Secondly, and it's been said before, PD has a hundred or more "modifications" and "manifestations" of the disease. What is useful to one patient may be poison to another. For instance, we have all seen some of us rave about Mirapex or Ropinirole, and others say it almost cost them their lives. There are different things happening in the forebrain and the midbrain dopaminergic compartments. Different brain structures can be involved in the overall factors that contribute to a case of PD. This, to me, means that the input of each individual who has PD can give clues to the overall etiology of PD. Some PWP are very compromised in certain areas of the brain that contribute to their overall "case" of PD, and their personal experiences with the treatments that they are given, lead to clues about the differences seen in the various "types" of PD (if you can group PD by "types). Researchers can not generate the "data" needed to characterize The differences in PD by any "models". They cannot just say "loss of SN neurons is the hallmark of PD". It is descriptions by PD patients that give clues as to what is happening where in the brain that leads to the overall diagnosis of PD. These "clues" are generated by giving patients many different drugs to try over a long period of time, and then "crunching" the feedback. As a specific example, PWP who have tried Amphetamine, can report a "beneficial short term effect on their symptoms" a "negative long term effect on their symptoms" or "not much of an effect", long or short term treated. Or they can report other experiences from being treated with amphetamine while they are afflicted with PD. The overall "crunching of the data" could suggest to researcher that in some forms of PD, the effect of amphetamine upon long term dopaminergic effects in the nucleus accumbens (the midbrain structure said to be responsible for the observed physiological effects of amphetamines), could contraindicate or reinforce the use of amphetamine in the average PD patient.

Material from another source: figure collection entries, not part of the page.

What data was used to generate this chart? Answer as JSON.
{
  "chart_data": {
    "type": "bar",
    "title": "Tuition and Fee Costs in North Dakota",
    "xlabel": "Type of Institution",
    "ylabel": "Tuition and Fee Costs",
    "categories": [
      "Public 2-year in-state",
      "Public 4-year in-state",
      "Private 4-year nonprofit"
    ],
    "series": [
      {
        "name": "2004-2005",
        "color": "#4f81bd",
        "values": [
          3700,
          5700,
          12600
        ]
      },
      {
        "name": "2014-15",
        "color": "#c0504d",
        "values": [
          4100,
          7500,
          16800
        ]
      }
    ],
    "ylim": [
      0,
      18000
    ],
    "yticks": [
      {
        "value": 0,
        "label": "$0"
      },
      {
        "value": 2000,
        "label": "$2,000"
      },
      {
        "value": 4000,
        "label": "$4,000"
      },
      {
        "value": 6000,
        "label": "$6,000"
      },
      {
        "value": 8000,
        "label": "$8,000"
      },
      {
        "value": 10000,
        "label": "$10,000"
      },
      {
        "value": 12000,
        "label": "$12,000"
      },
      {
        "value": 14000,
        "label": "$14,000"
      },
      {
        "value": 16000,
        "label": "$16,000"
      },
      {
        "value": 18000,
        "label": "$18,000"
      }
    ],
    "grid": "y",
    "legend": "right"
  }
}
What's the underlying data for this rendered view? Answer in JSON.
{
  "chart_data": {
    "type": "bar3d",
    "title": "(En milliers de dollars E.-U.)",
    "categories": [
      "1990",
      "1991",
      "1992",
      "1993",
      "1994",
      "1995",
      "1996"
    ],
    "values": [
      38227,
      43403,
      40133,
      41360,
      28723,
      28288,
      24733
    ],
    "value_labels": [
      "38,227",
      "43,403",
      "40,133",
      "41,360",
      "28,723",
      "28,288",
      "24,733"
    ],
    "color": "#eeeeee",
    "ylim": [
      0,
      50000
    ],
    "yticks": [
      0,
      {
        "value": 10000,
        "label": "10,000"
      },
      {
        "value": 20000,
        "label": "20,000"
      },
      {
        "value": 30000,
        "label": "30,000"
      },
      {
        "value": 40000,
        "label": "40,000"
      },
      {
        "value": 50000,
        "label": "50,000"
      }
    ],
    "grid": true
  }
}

That was just one specific example that leads to "patient driven" results as to the clinical pharmacological usefulness of a specific drug for the treatment of PD. Researchers cannot arrive at the overall result of the usefulness of ANY treatment for PD, without the input of the patient. All the theories that would seem to suggest a useful GENERAL pharmacological treatment paradigm for PD are NOTHING without the input of a whole lot of patients experiences. PWP who generate data by their experiences with new treatments are the only thing which will lead to any type of "cure" or any better "amelioration of symptoms" in PD. A bunch of scientists, no matter how well studied they are in the field, cannot come up with useful PD treatments out of thin air.